Second, most of the time, you are probably very happily camping with only 12 volt power.  (The major exception is running the air conditioning or the microwave oven.)  Your major power draw will be in the evenings, when lights, water pump, and furnace are running.   The EFOY can easily make up all of your day’s power needs by running for a few hours. Think of it as a solar panel that doesn’t require sun.  Day and night, it produces 90 watts of power as needed, leaving no fumes and no noise. In 24 hours the EFOY 1600 can produce 130 amp-hours, which is far more than we could possibly use.

So what’s the catch? Cost.  An EFOY 1600 will run about $4,500 right now, and the company has no distribution network in the US at present, for either the devices or the fuel.  The cost will certainly turn off most RV’ers right now, but look to the future.  Even today, a solar panel setup that can do half of what the EFOY can do will cost thousands of dollars. It may not be long before a fuel cell like the EFOY is the electrical power option of choice for RV’ers.


  1. says

    Wow. Just WOW. When the very first fuel cells debuted years ago and companies told me they’d be making them this size in a decade I was skeptical. After all, the units I was looking at were as long as a car and weighed in the six digit range. To see a set-up like this is amazing and at $4,500 still a great deal if you can afford it. I’ll wait. I predict they’ll be under $1,000 in three to five years or less. I’m jealous. I love Louisville (lived in KY 2 years) and know a LOT of great places to eat. I’ll send you a list. Thanks for this…maybe I’ll go next year. Sounds fun!

  2. Ed Johnson says

    On the fuel cell; is something that can be portable or would it require permanent installation? Sound neat!

  3. Mike Young says

    Rich, I just looked at the EFOY website and they list 5 models. The 1600 model that you mention is the second to largest. The 600 model is apparently the smallest and would seem more than adequate for RV use. Do you have any idea about how much they are asking for the other models?

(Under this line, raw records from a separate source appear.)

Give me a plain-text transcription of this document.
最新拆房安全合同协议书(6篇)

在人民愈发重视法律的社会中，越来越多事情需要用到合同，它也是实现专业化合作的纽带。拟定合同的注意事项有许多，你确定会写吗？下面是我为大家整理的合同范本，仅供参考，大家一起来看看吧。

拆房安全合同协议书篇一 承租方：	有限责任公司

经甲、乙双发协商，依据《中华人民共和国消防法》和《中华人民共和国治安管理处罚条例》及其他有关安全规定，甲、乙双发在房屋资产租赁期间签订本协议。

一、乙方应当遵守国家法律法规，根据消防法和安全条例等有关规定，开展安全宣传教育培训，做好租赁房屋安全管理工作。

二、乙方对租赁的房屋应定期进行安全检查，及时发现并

    BTW, our 8 kw nominal home PV system currently is cranking out about 40 kwh per day. Peak output back in early May when we turned it on was 57 kwh. All this “cost” $45,000 but was subsidized half by APS, 30% from fellow citizens across the country by means of a tax credit to us, and $1,000 tax credit from our generous Arizona citizens. Thus, the true cost of this PV system is considerably more than the installed “cost” of $45,000.

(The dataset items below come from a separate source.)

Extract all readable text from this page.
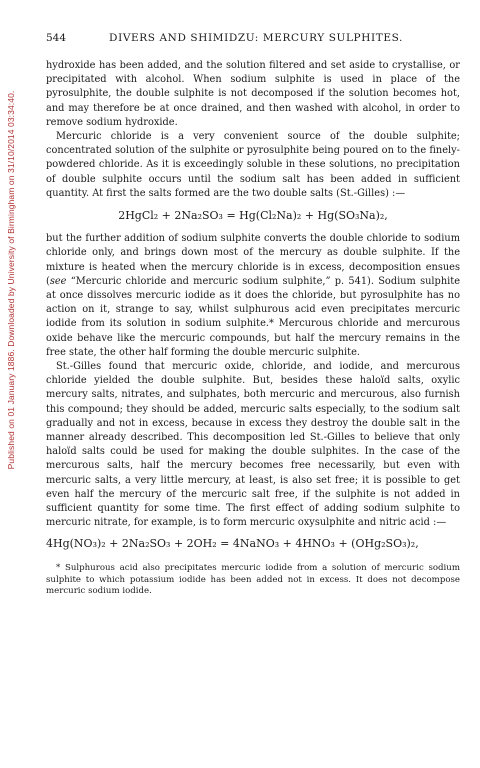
Published on 01 January 1886. Downloaded by University of Birmingham on 31/10/2014 03:34:40.
544	DIVERS AND SHIMIDZU: MERCURY SULPHITES.

hydroxide has been added, and the solution filtered and set aside to crystallise, or precipitated with alcohol. When sodium sulphite is used in place of the pyrosulphite, the double sulphite is not decomposed if the solution becomes hot, and may therefore be at once drained, and then washed with alcohol, in order to remove sodium hydroxide.

Mercuric chloride is a very convenient source of the double sulphite; concentrated solution of the sulphite or pyrosulphite being poured on to the finely-powdered chloride. As it is exceedingly soluble in these solutions, no precipitation of double sulphite occurs until the sodium salt has been added in sufficient quantity. At first the salts formed are the two double salts (St.-Gilles) :—

2HgCl₂ + 2Na₂SO₃ = Hg(Cl₂Na)₂ + Hg(SO₃Na)₂,

but the further addition of sodium sulphite converts the double chloride to sodium chloride only, and brings down most of the mercury as double sulphite. If the mixture is heated when the mercury chloride is in excess, decomposition ensues (see “Mercuric chloride and mercuric sodium sulphite,” p. 541). Sodium sulphite at once dissolves mercuric iodide as it does the chloride, but pyrosulphite has no action on it, strange to say, whilst sulphurous acid even precipitates mercuric iodide from its solution in sodium sulphite.* Mercurous chloride and mercurous oxide behave like the mercuric compounds, but half the mercury remains in the free state, the other half forming the double mercuric sulphite.

St.-Gilles found that mercuric oxide, chloride, and iodide, and mercurous chloride yielded the double sulphite. But, besides these haloïd salts, oxylic mercury salts, nitrates, and sulphates, both mercuric and mercurous, also furnish this compound; they should be added, mercuric salts especially, to the sodium salt gradually and not in excess, because in excess they destroy the double salt in the manner already described. This decomposition led St.-Gilles to believe that only haloïd salts could be used for making the double sulphites. In the case of the mercurous salts, half the mercury becomes free necessarily, but even with mercuric salts, a very little mercury, at least, is also set free; it is possible to get even half the mercury of the mercuric salt free, if the sulphite is not added in sufficient quantity for some time. The first effect of adding sodium sulphite to mercuric nitrate, for example, is to form mercuric oxysulphite and nitric acid :—

4Hg(NO₃)₂ + 2Na₂SO₃ + 2OH₂ = 4NaNO₃ + 4HNO₃ + (OHg₂SO₃)₂,

* Sulphurous acid also precipitates mercuric iodide from a solution of mercuric sodium sulphite to which potassium iodide has been added not in excess. It does not decompose mercuric sodium iodide.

    Subsidies add to the cost to society for the benefit of the recipient. Wealth transfer that gives me trouble but somehow I’ve reconciled to the thievery.

  4. says

    Becky, I WANT that list!

    Ed, the little fuel cell is portable enough to tote around. Installation is simple — just a few wires. No exhaust port needed. But you can keep it portable if you prefer.

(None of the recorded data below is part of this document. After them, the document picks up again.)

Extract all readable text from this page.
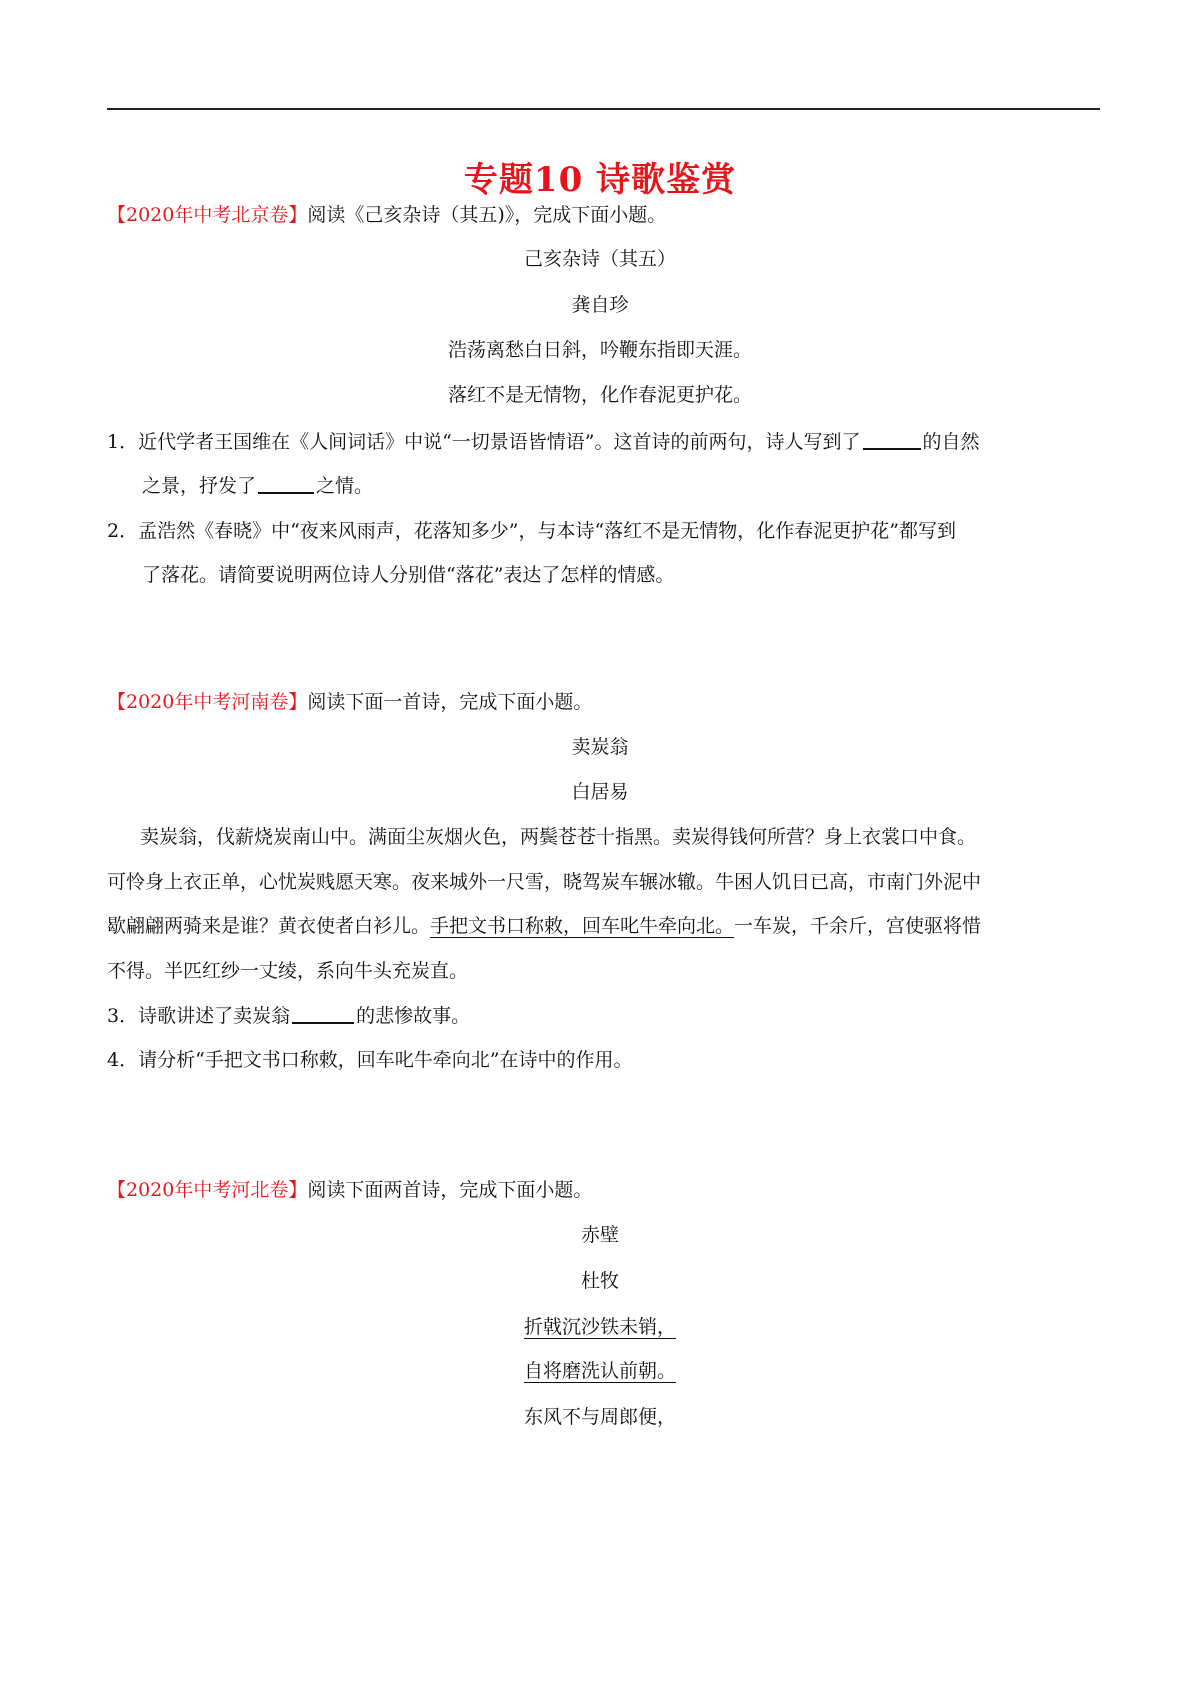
专题10 诗歌鉴赏
【2020年中考北京卷】阅读《己亥杂诗（其五)》，完成下面小题。
己亥杂诗（其五）
龚自珍
浩荡离愁白日斜，吟鞭东指即天涯。
落红不是无情物，化作春泥更护花。
1．近代学者王国维在《人间词话》中说“一切景语皆情语”。这首诗的前两句，诗人写到了	的自然
之景，抒发了	之情。
2．孟浩然《春晓》中“夜来风雨声，花落知多少”，与本诗“落红不是无情物，化作春泥更护花”都写到
了落花。请简要说明两位诗人分别借“落花”表达了怎样的情感。
【2020年中考河南卷】阅读下面一首诗，完成下面小题。
卖炭翁
白居易
卖炭翁，伐薪烧炭南山中。满面尘灰烟火色，两鬓苍苍十指黑。卖炭得钱何所营？身上衣裳口中食。
可怜身上衣正单，心忧炭贱愿天寒。夜来城外一尺雪，晓驾炭车辗冰辙。牛困人饥日已高，市南门外泥中
歇翩翩两骑来是谁？黄衣使者白衫儿。手把文书口称敕，回车叱牛牵向北。一车炭，千余斤，宫使驱将惜
不得。半匹红纱一丈绫，系向牛头充炭直。
3．诗歌讲述了卖炭翁	的悲惨故事。
4．请分析“手把文书口称敕，回车叱牛牵向北”在诗中的作用。
【2020年中考河北卷】阅读下面两首诗，完成下面小题。
赤壁
杜牧
折戟沉沙铁未销，
自将磨洗认前朝。
东风不与周郎便，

    Mike, I don’t know the full price list. We were quoted the price for the 1600 and 2200 models, which were $4,500 and $5,500 respectively. I wouldn’t feel too guilty about the solar subsidy. It’s not wealth transfer, but an investment in clean energy, spurring further research and lowering costs over time, which ultimately benefits our entire society. You volunteered to house a power plant on your roof in Arizona, and we need more people willing to do the same.

  5. jane says

    rich, do you still have your “trade show suit and shoes”…they were always so reliable.

    and you talk of lousy food at trade shows…i seem to recall that you used to introduce us to some amazing restaurants — especially in New Orleans.

    But then again, it was a former life for both of us. Hope all is well. Happy Holidays. And if Eleanor wishes to make some of that chocolate brickle she used to make I wouldn’t turn it down. I would even share it with Cheryl!!!

  6. says

    Jane, alas, these days I’m not on the Shosteck food budget. On this trip the highlight was Chicago-style pizza!

    Ed, I would personally put the EFOY in the Airstream’s front compartment, near the batteries. Since it outputs CO2 (Carbon Dioxide) I’d probably just open the door to allow it ventilate, or attach it to a longer set of cables and put it underneath the Airstream when needed.